Ans: I think the better method for selecting portfolio of Mr. David is Mr. John’s
recommendation. Mr. Tom’s selection is based on random diversification which simply
means choosing securities randomly from a large number of securities without taking
consideration of its characteristics such as expected return and company classification
whereas Mr. John’s selection is based on non-random diversification based on Markowitz
principle that takes into consideration of inputs like expected return, variance and
covariance in choosing securities which lacks in random diversification. From this
selection, Mr. David can reduce its portfolio risk and gain expected returns.

Mr.

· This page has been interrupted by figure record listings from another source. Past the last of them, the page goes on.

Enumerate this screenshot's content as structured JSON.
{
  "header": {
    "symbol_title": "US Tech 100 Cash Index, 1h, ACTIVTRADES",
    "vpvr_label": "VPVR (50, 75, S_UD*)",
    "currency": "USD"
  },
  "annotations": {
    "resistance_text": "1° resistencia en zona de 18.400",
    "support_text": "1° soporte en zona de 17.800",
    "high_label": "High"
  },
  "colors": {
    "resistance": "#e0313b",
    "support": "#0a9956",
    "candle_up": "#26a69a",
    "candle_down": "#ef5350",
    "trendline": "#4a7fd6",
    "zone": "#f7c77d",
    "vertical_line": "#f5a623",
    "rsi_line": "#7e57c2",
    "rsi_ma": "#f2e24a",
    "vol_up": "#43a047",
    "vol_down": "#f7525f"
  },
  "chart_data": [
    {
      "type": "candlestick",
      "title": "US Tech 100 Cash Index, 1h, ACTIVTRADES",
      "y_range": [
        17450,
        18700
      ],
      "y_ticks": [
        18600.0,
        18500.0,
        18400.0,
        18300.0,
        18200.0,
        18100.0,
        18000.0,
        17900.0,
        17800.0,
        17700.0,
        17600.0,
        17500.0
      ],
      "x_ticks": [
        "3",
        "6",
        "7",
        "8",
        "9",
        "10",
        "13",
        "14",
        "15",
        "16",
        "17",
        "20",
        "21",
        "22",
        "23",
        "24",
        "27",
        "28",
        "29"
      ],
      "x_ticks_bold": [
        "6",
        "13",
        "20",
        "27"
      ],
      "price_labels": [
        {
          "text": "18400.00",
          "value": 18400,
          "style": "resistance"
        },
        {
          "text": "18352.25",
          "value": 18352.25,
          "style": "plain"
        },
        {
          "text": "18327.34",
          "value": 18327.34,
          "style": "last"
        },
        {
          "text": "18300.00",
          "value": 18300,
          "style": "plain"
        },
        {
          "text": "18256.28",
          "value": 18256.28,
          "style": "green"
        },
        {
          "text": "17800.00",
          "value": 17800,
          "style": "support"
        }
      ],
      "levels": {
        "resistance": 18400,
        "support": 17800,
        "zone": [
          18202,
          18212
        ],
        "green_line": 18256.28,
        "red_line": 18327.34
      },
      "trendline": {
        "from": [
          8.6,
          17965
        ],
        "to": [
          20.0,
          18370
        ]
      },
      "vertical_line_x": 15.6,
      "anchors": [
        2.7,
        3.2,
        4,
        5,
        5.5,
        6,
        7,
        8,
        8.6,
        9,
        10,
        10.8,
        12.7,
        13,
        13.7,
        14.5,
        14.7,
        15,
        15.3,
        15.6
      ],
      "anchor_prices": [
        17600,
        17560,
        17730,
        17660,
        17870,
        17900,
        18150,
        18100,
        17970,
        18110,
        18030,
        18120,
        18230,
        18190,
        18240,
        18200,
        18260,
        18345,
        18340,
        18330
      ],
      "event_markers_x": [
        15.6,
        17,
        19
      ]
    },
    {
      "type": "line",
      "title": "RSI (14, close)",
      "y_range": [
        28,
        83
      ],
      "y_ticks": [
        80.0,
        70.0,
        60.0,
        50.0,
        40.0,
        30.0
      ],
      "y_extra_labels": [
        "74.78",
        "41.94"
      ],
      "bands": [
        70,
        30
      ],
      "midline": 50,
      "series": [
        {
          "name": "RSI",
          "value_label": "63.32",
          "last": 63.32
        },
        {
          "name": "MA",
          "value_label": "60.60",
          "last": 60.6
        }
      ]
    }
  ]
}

John’s recommendation will require more hard work and effort because it has to
choose the security upon the inputs like expected return, variance and co movements of
securities with one another whereas Mr. Tom’s recommendation does not require any
consideration of inputs.

Expected rewards of Mr. John’s method will be much better than Mr. Tom’s method
because Mr. John’s recommendation is measured on important points of inputs which are
described in Markowitz theory while Mr. Tom’s recommendation is not.

2. Describe the various features that Mr. John must observe in a security before adding
it to the portfolio

Ans: Mr. John has to workout inputs like expected return which is different from realized
return, is estimated return of a security and variance is the individual risk of a security
which only contribute market risk and covariance is the co movements of security with
one another and study the correlation of securities.

3. Do you think Mr. John can completely eliminate risk from Mr. David’s portfolio if he
adds more and more stock to the portfolio? Justify your answer with reasons.

Ans: No, I don’t think Mr. John can completely eliminates risk from Mr. David’s
portfolio because he will only eliminate un-systematic risk also called company-specific
risk which is based on company classifications not the market risk. Market risk or
systematic risk is un-avoidable because the risk is due to the market behavior which
includes interest rate risk, market and inflation risk.